There was a significant linkage between two of the cytokines and cognitive impairment. An increase in IL17A and a decrease in GROα was highly correlated with cognitive impairment in the early-stage patients.
When they looked at CSF the researchers found that inflammatory cytokines were greatly dysregulated in patients. Eotaxin was increased in CSF, unlike the decrease seen in plasma in early-stage patients. The reason for this is currently unknown.
Dr. Hornig mentioned that IL17A antibodies are already in use in rheumatoid arthritis due to IL17A’s association with RA symptoms. She stated that there isn’t enough evidence to do an intervention yet, but it is definitely worth investigating. It is possible that this could help in early-stage patients in preventing a persistent illness since early-stage patients generally express high levels of IL17A.

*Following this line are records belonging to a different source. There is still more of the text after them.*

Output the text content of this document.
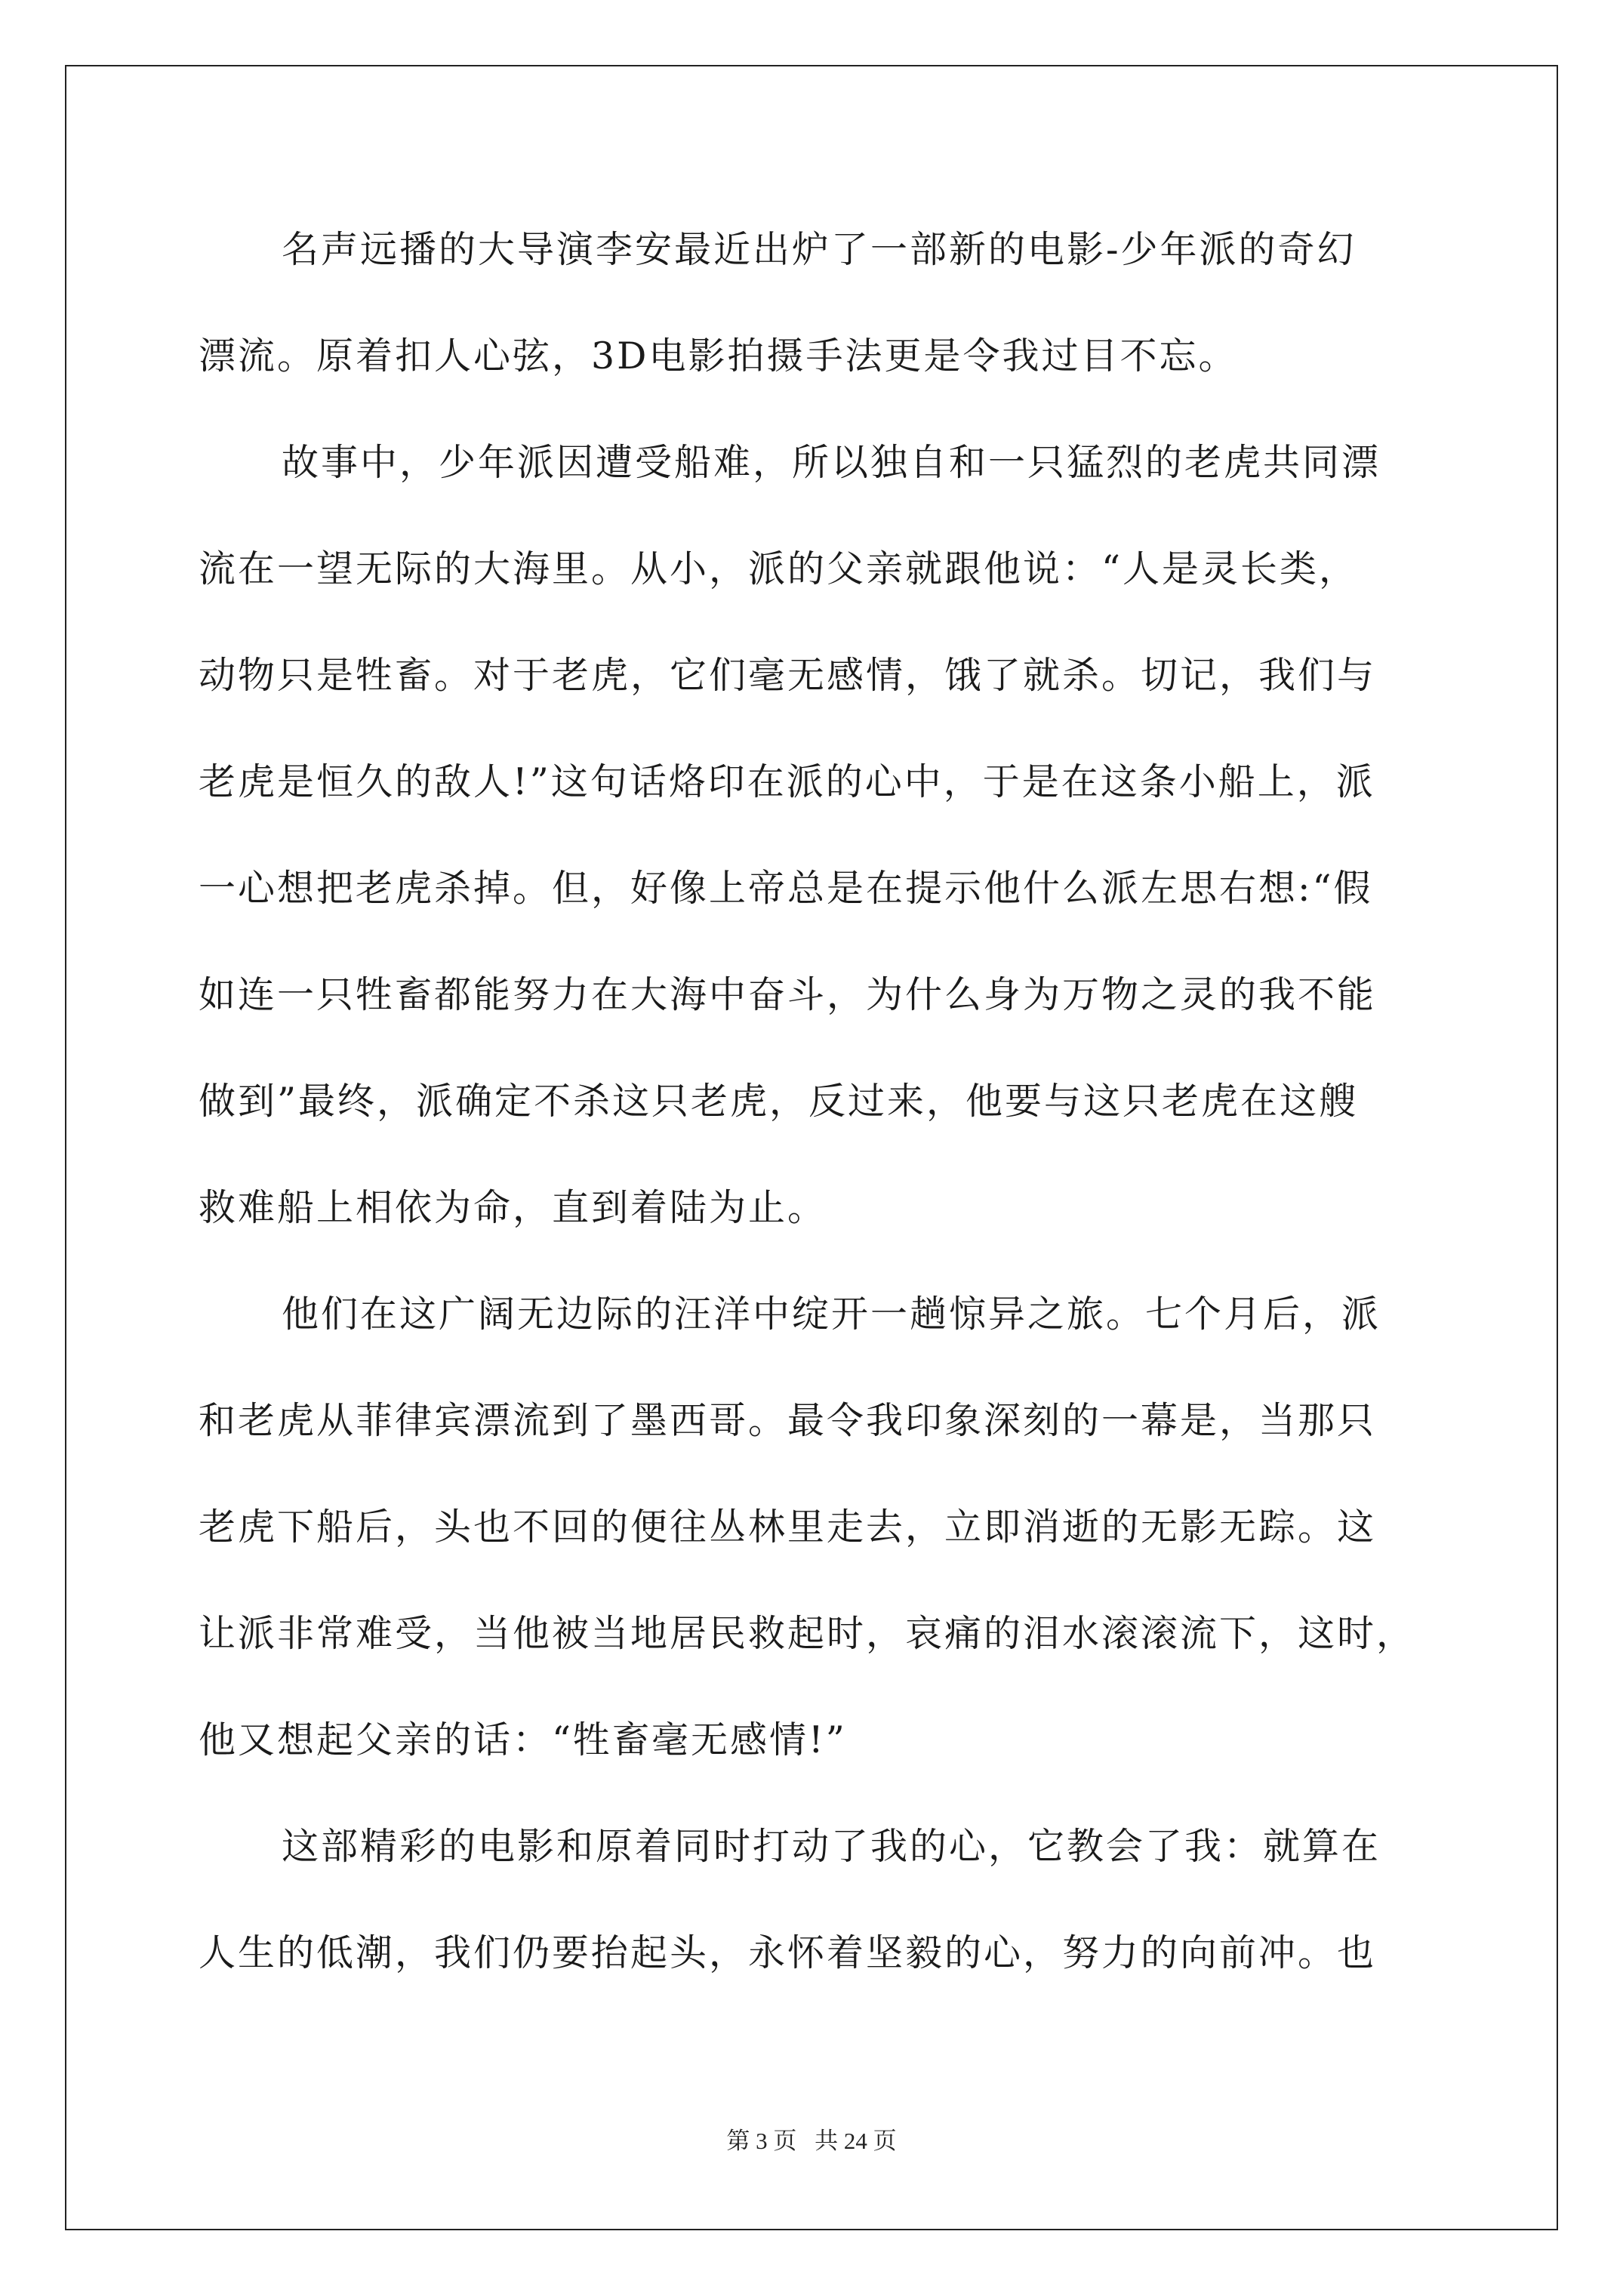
名声远播的大导演李安最近出炉了一部新的电影-少年派的奇幻
漂流。原着扣人心弦，3D电影拍摄手法更是令我过目不忘。
故事中，少年派因遭受船难，所以独自和一只猛烈的老虎共同漂
流在一望无际的大海里。从小，派的父亲就跟他说：“人是灵长类，
动物只是牲畜。对于老虎，它们毫无感情，饿了就杀。切记，我们与
老虎是恒久的敌人!”这句话烙印在派的心中，于是在这条小船上，派
一心想把老虎杀掉。但，好像上帝总是在提示他什么派左思右想:“假
如连一只牲畜都能努力在大海中奋斗，为什么身为万物之灵的我不能
做到”最终，派确定不杀这只老虎，反过来，他要与这只老虎在这艘
救难船上相依为命，直到着陆为止。
他们在这广阔无边际的汪洋中绽开一趟惊异之旅。七个月后，派
和老虎从菲律宾漂流到了墨西哥。最令我印象深刻的一幕是，当那只
老虎下船后，头也不回的便往丛林里走去，立即消逝的无影无踪。这
让派非常难受，当他被当地居民救起时，哀痛的泪水滚滚流下，这时，
他又想起父亲的话：“牲畜毫无感情!”
这部精彩的电影和原着同时打动了我的心，它教会了我：就算在
人生的低潮，我们仍要抬起头，永怀着坚毅的心，努力的向前冲。也
第 3 页 共 24 页
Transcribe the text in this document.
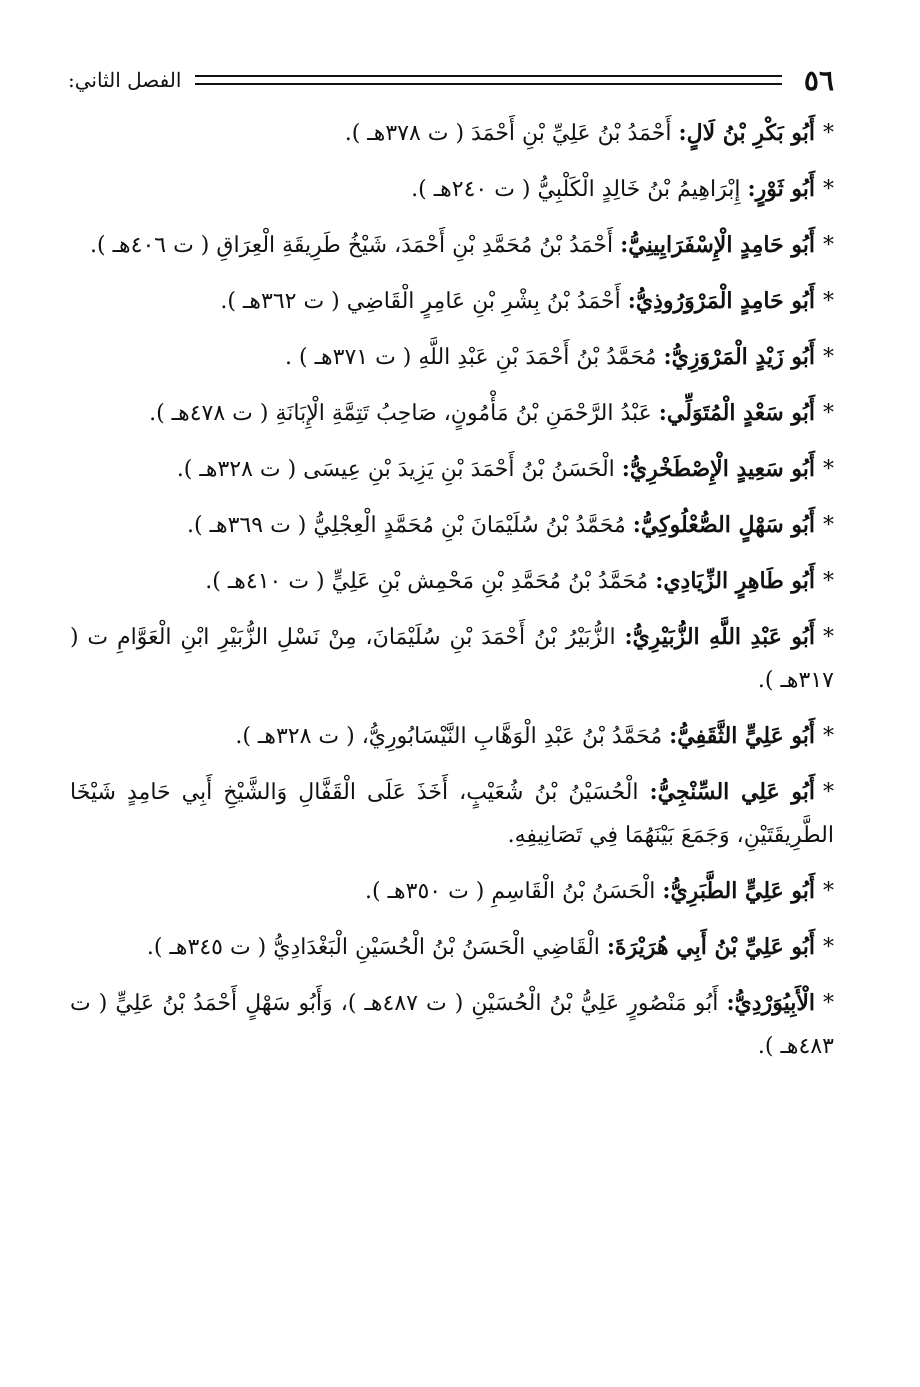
٥٦
الفصل الثاني:

*أَبُو بَكْرِ بْنُ لَالٍ: أَحْمَدُ بْنُ عَلِيِّ بْنِ أَحْمَدَ ( ت ٣٧٨هـ ).

*أَبُو ثَوْرٍ: إِبْرَاهِيمُ بْنُ خَالِدٍ الْكَلْبِيُّ ( ت ٢٤٠هـ ).

*أَبُو حَامِدٍ الْإِسْفَرَايِينِيُّ: أَحْمَدُ بْنُ مُحَمَّدِ بْنِ أَحْمَدَ، شَيْخُ طَرِيقَةِ الْعِرَاقِ ( ت ٤٠٦هـ ).

*أَبُو حَامِدٍ الْمَرْوَرُوذِيُّ: أَحْمَدُ بْنُ بِشْرِ بْنِ عَامِرٍ الْقَاضِي ( ت ٣٦٢هـ ).

*أَبُو زَيْدٍ الْمَرْوَزِيُّ: مُحَمَّدُ بْنُ أَحْمَدَ بْنِ عَبْدِ اللَّهِ ( ت ٣٧١هـ ) .

*أَبُو سَعْدٍ الْمُتَوَلِّي: عَبْدُ الرَّحْمَنِ بْنُ مَأْمُونٍ، صَاحِبُ تَتِمَّةِ الْإِبَانَةِ ( ت ٤٧٨هـ ).

*أَبُو سَعِيدٍ الْإِصْطَخْرِيُّ: الْحَسَنُ بْنُ أَحْمَدَ بْنِ يَزِيدَ بْنِ عِيسَى ( ت ٣٢٨هـ ).

*أَبُو سَهْلٍ الصُّعْلُوكِيُّ: مُحَمَّدُ بْنُ سُلَيْمَانَ بْنِ مُحَمَّدٍ الْعِجْلِيُّ ( ت ٣٦٩هـ ).

*أَبُو طَاهِرٍ الزِّيَادِي: مُحَمَّدُ بْنُ مُحَمَّدِ بْنِ مَحْمِش بْنِ عَلِيٍّ ( ت ٤١٠هـ ).

*أَبُو عَبْدِ اللَّهِ الزُّبَيْرِيُّ: الزُّبَيْرُ بْنُ أَحْمَدَ بْنِ سُلَيْمَانَ، مِنْ نَسْلِ الزُّبَيْرِ ابْنِ الْعَوَّامِ ت ( ٣١٧هـ ).

*أَبُو عَلِيٍّ الثَّقَفِيُّ: مُحَمَّدُ بْنُ عَبْدِ الْوَهَّابِ النَّيْسَابُورِيُّ، ( ت ٣٢٨هـ ).

*أَبُو عَلِي السِّنْجِيُّ: الْحُسَيْنُ بْنُ شُعَيْبٍ، أَخَذَ عَلَى الْقَفَّالِ وَالشَّيْخِ أَبِي حَامِدٍ شَيْخَا الطَّرِيقَتَيْنِ، وَجَمَعَ بَيْنَهُمَا فِي تَصَانِيفِهِ.

*أَبُو عَلِيٍّ الطَّبَرِيُّ: الْحَسَنُ بْنُ الْقَاسِمِ ( ت ٣٥٠هـ ).

*أَبُو عَلِيِّ بْنُ أَبِي هُرَيْرَةَ: الْقَاضِي الْحَسَنُ بْنُ الْحُسَيْنِ الْبَغْدَادِيُّ ( ت ٣٤٥هـ ).

*الْأَبِيُوَرْدِيُّ: أَبُو مَنْصُورٍ عَلِيُّ بْنُ الْحُسَيْنِ ( ت ٤٨٧هـ )، وَأَبُو سَهْلٍ أَحْمَدُ بْنُ عَلِيٍّ ( ت ٤٨٣هـ ).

Scott Carlson of the Hutchins Family Foundation concluded by stating that they want to continue to further research in CFS and would like their samples and data to be used by other researchers for rigorous research done in a collaborative manner. We should be seeing a lot more from CFI once their papers get published, the ongoing studies are completed, and the new projects are identified and funded.